Tesla Singapore is set to open a car servicing center in Toa Payoh next month. The American EV maker will soon operate out of a space formerly occupied by Tan Chong Motor’s Nissan dealership, according to The Straits Times.

The only Tesla model available for sale in Singapore is the Model 3 compact. The standard range series costs SGD 116,364 (USD 87,000) before certificate of entitlement.
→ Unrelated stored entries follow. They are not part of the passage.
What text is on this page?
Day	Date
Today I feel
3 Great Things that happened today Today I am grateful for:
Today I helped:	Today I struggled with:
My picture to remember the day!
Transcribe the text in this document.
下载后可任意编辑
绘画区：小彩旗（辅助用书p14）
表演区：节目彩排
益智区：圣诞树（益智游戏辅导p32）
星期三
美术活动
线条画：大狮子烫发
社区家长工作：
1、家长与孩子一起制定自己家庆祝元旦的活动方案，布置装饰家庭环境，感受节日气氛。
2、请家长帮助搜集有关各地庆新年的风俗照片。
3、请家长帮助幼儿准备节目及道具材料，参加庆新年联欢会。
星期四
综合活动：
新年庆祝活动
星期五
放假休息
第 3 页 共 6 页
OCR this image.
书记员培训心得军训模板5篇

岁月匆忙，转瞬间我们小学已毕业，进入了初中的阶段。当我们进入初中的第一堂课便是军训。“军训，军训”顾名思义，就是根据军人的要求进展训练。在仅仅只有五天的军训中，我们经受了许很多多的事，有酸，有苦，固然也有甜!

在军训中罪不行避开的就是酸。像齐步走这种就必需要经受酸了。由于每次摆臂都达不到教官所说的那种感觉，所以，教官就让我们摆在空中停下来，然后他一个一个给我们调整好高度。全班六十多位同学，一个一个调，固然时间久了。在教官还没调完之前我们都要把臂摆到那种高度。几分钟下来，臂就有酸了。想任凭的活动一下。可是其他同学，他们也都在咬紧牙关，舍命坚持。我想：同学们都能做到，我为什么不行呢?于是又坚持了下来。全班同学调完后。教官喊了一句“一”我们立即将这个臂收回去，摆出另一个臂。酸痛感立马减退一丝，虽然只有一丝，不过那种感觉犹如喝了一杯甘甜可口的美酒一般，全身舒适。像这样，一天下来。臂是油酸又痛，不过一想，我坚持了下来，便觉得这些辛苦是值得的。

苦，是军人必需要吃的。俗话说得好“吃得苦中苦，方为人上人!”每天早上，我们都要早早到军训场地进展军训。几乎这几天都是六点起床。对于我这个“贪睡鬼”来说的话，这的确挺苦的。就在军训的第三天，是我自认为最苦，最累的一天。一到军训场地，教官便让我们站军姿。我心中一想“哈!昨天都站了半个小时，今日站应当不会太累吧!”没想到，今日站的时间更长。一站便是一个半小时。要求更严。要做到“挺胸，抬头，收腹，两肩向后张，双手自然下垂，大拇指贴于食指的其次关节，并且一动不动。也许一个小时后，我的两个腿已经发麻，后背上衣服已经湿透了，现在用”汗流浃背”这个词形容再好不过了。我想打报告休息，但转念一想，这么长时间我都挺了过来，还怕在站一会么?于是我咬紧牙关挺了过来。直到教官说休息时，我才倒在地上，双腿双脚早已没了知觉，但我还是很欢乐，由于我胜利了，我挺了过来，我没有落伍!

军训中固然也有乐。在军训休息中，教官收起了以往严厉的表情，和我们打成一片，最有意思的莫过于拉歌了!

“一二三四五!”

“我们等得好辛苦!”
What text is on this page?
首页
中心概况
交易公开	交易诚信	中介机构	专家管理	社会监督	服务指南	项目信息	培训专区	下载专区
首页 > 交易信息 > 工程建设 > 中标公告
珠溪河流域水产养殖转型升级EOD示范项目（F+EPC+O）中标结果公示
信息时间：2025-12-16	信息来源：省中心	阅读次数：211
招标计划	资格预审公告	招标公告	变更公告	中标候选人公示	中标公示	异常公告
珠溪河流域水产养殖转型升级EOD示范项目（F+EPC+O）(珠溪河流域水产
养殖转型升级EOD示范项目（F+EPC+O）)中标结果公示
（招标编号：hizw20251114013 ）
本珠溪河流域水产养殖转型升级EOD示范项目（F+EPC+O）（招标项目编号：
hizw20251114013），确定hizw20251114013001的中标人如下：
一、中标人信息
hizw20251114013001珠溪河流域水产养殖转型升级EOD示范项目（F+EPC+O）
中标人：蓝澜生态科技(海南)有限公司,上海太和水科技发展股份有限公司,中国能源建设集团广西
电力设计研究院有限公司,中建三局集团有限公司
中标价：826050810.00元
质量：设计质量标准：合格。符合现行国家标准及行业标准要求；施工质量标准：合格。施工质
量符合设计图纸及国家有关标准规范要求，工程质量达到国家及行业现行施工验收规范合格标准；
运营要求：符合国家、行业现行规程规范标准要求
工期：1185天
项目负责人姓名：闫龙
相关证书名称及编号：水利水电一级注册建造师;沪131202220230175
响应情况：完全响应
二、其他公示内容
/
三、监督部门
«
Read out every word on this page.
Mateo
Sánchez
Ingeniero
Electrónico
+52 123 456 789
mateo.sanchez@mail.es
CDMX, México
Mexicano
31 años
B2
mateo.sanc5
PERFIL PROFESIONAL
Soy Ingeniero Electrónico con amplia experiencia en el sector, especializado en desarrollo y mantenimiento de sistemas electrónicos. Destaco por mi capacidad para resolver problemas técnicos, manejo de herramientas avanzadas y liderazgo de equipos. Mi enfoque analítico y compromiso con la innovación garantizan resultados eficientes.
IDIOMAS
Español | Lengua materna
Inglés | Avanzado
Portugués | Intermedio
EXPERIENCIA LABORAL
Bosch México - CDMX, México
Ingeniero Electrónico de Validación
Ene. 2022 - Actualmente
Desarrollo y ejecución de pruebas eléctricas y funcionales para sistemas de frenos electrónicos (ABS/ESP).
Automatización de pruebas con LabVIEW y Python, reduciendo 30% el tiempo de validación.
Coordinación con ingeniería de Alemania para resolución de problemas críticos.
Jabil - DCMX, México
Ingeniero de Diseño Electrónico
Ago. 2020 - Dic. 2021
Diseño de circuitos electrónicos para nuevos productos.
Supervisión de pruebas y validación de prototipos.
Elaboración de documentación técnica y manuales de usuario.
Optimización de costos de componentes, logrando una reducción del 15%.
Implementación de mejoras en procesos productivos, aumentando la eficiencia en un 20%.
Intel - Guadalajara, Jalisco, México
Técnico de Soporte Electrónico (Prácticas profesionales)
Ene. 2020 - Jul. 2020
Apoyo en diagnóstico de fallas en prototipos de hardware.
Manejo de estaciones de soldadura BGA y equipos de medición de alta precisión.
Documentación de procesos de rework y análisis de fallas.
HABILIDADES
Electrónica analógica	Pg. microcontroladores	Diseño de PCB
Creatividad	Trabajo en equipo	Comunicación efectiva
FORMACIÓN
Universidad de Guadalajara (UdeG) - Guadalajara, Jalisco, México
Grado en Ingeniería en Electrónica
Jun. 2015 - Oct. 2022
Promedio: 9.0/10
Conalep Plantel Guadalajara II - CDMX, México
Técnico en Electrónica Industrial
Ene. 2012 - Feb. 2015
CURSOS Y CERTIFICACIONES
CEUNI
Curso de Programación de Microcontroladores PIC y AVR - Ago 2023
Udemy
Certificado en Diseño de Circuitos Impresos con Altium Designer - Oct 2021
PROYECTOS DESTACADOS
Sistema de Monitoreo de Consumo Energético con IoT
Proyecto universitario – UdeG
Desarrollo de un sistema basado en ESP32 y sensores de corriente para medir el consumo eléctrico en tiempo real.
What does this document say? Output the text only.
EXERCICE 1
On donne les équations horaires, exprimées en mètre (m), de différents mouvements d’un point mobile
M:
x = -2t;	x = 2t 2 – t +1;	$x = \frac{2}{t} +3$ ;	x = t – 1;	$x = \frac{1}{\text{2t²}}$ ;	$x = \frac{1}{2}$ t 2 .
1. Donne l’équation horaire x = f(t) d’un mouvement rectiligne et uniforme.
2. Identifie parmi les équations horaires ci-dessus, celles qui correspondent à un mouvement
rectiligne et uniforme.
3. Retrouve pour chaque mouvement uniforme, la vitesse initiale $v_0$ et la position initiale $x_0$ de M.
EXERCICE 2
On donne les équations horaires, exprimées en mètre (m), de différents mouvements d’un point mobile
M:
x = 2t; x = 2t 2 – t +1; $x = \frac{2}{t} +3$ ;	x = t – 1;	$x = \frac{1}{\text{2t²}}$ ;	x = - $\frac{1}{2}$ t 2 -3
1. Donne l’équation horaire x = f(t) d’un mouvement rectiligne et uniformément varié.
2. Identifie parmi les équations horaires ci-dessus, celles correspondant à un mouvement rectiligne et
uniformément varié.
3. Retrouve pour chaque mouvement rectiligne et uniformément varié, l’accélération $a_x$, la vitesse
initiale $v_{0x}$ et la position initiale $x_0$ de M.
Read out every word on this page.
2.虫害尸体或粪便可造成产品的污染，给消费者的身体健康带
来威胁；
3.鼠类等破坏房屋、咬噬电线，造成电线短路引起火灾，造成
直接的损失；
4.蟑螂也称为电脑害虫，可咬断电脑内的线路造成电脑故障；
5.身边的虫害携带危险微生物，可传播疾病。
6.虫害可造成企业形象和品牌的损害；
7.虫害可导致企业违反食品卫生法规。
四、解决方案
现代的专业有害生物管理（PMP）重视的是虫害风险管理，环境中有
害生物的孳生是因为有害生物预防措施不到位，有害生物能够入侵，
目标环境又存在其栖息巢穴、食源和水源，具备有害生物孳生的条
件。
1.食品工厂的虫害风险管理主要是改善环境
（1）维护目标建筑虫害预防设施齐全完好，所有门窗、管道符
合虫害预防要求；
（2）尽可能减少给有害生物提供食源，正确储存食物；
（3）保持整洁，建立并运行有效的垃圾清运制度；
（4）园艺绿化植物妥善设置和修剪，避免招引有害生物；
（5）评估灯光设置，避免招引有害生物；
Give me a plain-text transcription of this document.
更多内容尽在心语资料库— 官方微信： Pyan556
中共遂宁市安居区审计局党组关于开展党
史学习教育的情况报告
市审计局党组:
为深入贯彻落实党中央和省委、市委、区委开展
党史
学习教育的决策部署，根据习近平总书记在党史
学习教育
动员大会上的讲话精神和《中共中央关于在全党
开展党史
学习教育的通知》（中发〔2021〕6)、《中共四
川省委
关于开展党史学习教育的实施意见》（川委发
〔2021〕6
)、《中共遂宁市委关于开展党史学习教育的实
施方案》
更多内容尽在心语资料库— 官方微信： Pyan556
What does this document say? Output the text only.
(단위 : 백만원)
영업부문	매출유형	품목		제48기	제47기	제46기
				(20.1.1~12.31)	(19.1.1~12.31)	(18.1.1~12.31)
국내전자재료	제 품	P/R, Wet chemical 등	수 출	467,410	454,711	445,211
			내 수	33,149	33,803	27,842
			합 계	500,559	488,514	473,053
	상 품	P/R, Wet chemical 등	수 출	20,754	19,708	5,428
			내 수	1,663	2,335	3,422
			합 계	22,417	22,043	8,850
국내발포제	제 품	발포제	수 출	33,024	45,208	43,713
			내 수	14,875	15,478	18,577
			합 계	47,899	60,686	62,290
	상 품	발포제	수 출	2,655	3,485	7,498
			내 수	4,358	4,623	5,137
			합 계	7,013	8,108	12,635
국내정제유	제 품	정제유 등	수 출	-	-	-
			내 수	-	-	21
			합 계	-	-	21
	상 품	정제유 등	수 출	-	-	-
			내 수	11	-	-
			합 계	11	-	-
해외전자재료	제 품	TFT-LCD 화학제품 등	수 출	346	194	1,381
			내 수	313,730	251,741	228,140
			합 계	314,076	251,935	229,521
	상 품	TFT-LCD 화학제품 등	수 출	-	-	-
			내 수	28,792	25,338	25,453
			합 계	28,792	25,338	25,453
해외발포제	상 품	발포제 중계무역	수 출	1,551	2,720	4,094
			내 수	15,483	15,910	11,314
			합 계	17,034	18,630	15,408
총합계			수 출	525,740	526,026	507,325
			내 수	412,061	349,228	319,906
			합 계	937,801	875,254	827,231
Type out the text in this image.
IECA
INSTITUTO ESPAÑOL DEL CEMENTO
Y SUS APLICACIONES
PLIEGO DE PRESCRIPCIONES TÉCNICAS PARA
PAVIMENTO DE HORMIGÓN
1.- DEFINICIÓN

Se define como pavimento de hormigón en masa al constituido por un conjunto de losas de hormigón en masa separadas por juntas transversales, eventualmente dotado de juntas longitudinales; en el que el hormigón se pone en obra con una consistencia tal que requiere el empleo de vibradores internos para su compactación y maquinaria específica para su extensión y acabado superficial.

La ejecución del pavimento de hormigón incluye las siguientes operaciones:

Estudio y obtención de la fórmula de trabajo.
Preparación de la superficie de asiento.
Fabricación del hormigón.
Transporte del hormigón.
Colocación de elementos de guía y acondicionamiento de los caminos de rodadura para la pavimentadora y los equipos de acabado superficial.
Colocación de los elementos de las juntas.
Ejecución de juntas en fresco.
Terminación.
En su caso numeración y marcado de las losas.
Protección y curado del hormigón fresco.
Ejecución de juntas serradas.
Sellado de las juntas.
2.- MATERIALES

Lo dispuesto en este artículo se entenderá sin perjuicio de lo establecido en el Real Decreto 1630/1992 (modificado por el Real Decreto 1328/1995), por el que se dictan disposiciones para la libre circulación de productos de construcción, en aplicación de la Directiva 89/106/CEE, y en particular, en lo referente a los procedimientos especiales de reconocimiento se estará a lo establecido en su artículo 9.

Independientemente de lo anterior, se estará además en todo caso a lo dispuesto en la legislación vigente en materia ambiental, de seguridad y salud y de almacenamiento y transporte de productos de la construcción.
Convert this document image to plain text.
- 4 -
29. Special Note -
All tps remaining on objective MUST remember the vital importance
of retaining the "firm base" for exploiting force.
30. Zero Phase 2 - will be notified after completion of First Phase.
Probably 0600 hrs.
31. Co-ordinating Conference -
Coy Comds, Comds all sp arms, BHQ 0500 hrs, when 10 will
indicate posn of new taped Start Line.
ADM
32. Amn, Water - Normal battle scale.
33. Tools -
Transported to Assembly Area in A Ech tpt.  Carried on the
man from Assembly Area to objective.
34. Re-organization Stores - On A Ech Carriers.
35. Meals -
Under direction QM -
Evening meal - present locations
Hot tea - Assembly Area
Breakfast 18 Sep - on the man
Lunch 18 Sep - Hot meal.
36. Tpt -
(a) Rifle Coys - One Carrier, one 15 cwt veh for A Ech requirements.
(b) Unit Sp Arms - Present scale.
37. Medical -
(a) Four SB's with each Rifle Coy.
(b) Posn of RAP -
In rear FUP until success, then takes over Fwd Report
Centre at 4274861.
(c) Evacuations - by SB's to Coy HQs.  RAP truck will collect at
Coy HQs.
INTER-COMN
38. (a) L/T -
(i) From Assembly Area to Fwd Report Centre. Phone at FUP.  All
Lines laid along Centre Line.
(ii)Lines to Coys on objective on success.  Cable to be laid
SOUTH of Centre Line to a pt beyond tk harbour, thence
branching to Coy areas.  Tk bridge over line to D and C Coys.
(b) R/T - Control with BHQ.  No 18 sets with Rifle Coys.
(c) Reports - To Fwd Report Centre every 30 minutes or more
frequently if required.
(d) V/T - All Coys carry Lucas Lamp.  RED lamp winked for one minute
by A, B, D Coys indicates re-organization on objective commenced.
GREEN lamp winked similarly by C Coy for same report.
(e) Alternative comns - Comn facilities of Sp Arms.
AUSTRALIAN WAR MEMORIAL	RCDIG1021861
The company has appointed Christopher Bousigues as country manager, who is currently under stay-home-notice due to COVID-19 precautionary measures.

According to the electric car firm’s job portal, it is currently hiring for five roles in Singapore, including a supply chain manager, advisors, analysts, as well as temporary delivery assistants.

Tesla’s service centers provide car repair, which includes minor dents, scuffs, and scratches, but also in the case of damage to the suspension, axles, wheels, or glass, the firm told CNBC earlier this year. The EV giant runs about 140 service centers in its home market, where it plans to open more.

US customers can select the services from the Tesla app. It is not confirmed if the procedure will be the same in Singapore. A check on sgcarmart.com showed that two companies currently specialize in Tesla repair and servicing—Hong Seh Motors and Autostrasse.

In January, Tesla released a teaser on its website presenting its first Singapore-based supercharger, a 480-volt direct current fast charger that can power up a car in around 30 minutes, whereas normal chargers take several hours. As of now, the target opening date has yet to be confirmed.

Tesla said that its vehicles are compatible with both Type 2 AC and CCS2 DC fast-charging stations which have been deployed by third-party vendors like SP Group and Shell Greenlots.

Singapore’s 2040 plans

Singapore has set a goal to phase out petrol and diesel vehicles by 2040, and it’s making big bets on electrification to cut greenhouse gases and slow climate change.

Right now, only 3% out of 600,000 private vehicles run on lower-emission hybrid engines. The government has announced a short-term rebate to encourage more drivers to make the switch.

New electric car drivers can qualify for an early adopter rebate on their vehicle’s additional registration fee, capped at SGD 20,000 (USD 15,000), which will expire at the end of this year. According to the Land Transport Authority, the rebate is expected to lower the cost of an electric car by 11% on average, bringing the price of those cars closer to petrol cars.